REPUBLIKA.CO.ID, JAKARTA -- Pengamat terorisme dari Community of Ideological Islamic Analyst (CIIA) Harits Abu Ulya mengatakan pemerintah harus bijak menghadapi penyanderaan warga negara Indonesia (WNI) oleh kelompok Abu Sayyaf di Filipina. Intinya, pemerintah harus lebih serius membebaskan 14 WNI yang tersandera.
“Memaksimalkan semua saluran dan cara yang memungkinkan dengan prioritas keselamatan nyawa mereka,” ujar Harits saat dihubungi Republika.co.id, Selasa (19/4).
Hal yang lebih penting, kata dia, Indonesia perlu merumuskan langkah-langkah strategis dan taktis untuk mengurangi atau mencegah kejadian berulang. Tentu ini terkait kerja sama multilateral di kawasan regional.

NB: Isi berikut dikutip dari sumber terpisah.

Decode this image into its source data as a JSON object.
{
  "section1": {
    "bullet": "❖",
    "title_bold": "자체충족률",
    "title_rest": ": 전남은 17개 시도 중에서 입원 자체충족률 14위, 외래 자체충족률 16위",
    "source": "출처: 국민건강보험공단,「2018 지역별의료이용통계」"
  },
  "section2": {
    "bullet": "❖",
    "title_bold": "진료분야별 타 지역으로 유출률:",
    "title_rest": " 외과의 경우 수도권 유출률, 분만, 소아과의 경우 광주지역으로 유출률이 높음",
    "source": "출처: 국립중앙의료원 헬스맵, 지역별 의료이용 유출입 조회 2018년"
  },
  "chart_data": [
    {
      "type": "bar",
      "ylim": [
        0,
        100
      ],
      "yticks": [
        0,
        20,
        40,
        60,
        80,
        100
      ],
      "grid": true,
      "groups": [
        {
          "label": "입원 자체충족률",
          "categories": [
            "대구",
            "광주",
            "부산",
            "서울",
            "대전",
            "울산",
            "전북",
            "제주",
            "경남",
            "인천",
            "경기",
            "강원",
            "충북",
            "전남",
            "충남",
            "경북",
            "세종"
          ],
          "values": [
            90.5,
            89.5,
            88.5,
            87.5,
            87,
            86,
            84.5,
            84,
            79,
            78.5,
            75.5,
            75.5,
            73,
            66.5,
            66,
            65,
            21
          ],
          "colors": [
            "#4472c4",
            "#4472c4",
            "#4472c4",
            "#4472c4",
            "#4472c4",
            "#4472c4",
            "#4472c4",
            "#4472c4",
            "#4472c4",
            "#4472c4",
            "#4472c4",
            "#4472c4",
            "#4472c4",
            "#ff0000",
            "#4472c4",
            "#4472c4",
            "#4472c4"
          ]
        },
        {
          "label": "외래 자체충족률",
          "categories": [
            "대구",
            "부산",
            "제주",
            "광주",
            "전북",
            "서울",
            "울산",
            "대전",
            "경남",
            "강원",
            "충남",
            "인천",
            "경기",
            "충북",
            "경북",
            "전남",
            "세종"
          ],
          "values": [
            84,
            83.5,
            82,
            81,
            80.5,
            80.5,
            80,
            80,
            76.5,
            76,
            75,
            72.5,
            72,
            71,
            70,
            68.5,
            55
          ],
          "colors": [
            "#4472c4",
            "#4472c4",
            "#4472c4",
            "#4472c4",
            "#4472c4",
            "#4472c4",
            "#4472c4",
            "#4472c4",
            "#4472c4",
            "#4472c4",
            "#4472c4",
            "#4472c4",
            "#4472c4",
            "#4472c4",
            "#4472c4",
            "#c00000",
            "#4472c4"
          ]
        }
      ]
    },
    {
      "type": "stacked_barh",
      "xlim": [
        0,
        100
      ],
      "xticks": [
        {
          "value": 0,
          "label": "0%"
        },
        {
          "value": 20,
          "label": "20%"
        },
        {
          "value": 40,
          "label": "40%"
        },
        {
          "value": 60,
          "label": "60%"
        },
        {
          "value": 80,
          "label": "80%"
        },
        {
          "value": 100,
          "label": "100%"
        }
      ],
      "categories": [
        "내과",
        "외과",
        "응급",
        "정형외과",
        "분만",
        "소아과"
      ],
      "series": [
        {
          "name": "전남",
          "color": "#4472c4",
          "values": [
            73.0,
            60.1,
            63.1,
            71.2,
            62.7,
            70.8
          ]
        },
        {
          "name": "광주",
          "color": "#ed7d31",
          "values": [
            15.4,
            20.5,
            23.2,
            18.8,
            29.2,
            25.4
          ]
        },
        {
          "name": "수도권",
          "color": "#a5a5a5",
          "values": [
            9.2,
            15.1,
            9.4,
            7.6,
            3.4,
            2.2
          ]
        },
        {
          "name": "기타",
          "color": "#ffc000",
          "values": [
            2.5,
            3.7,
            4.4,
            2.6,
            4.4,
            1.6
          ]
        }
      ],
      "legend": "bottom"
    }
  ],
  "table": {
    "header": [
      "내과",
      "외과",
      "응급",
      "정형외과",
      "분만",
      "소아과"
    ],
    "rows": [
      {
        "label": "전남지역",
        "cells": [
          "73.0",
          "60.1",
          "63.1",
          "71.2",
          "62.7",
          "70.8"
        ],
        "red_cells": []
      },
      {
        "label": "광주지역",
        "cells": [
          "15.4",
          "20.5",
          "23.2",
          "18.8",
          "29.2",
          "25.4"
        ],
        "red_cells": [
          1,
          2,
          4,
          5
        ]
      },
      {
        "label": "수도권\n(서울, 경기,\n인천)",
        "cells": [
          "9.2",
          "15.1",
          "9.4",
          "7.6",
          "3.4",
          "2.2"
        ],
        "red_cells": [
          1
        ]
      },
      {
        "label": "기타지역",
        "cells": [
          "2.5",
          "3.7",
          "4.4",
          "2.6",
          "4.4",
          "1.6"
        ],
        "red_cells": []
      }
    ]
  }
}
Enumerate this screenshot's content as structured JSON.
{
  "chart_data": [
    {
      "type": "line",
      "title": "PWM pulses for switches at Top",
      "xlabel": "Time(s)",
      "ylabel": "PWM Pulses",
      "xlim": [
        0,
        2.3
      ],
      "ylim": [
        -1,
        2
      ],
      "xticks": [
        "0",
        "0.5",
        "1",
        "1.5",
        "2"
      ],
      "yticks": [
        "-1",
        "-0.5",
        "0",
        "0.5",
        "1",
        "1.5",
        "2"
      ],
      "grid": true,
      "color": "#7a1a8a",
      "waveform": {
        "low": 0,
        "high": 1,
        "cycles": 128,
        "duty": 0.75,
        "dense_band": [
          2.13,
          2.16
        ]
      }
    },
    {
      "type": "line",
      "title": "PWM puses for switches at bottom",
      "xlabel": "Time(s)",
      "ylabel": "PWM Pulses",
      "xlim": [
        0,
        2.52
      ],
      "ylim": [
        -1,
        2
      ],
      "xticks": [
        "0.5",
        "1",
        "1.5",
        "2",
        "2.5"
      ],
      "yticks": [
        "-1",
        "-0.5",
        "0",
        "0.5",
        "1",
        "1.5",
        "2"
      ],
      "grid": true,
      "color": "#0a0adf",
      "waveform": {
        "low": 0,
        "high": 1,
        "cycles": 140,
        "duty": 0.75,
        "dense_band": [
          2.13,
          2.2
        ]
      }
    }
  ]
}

“Jika perlu pendekatan ekonomi, Indonesia berkontribusi secara aktif untuk meningkatkan pertumbuhan kawasan Filipina Selatan yang sangat miskin,” kata Harits.
Menurut dia, itu langkah strategis jangka panjang yang akan bisa mereduksi banyak tindak kriminal yang disebabkan faktor lemahnya ekonomi dan hilangnya rasa keadilan.
Seperti diberitakan sebelumnya, pembebasan 10 WNI yang disandera kelompok Abu Sayyaf di Filipina masih dalam tahap negosiasi antara perusahaan dengan pihak penawan.
Perusahaan sepakat membayar 50 juta peso atau setara Rp 37,7 miliar untuk membebaskan 10 WNI tersebut. Untuk empat orang yang ditahan lainnya, pemerintah masih mencoba melakukan kontak dan mendeteksi lokasi keberadaan mereka.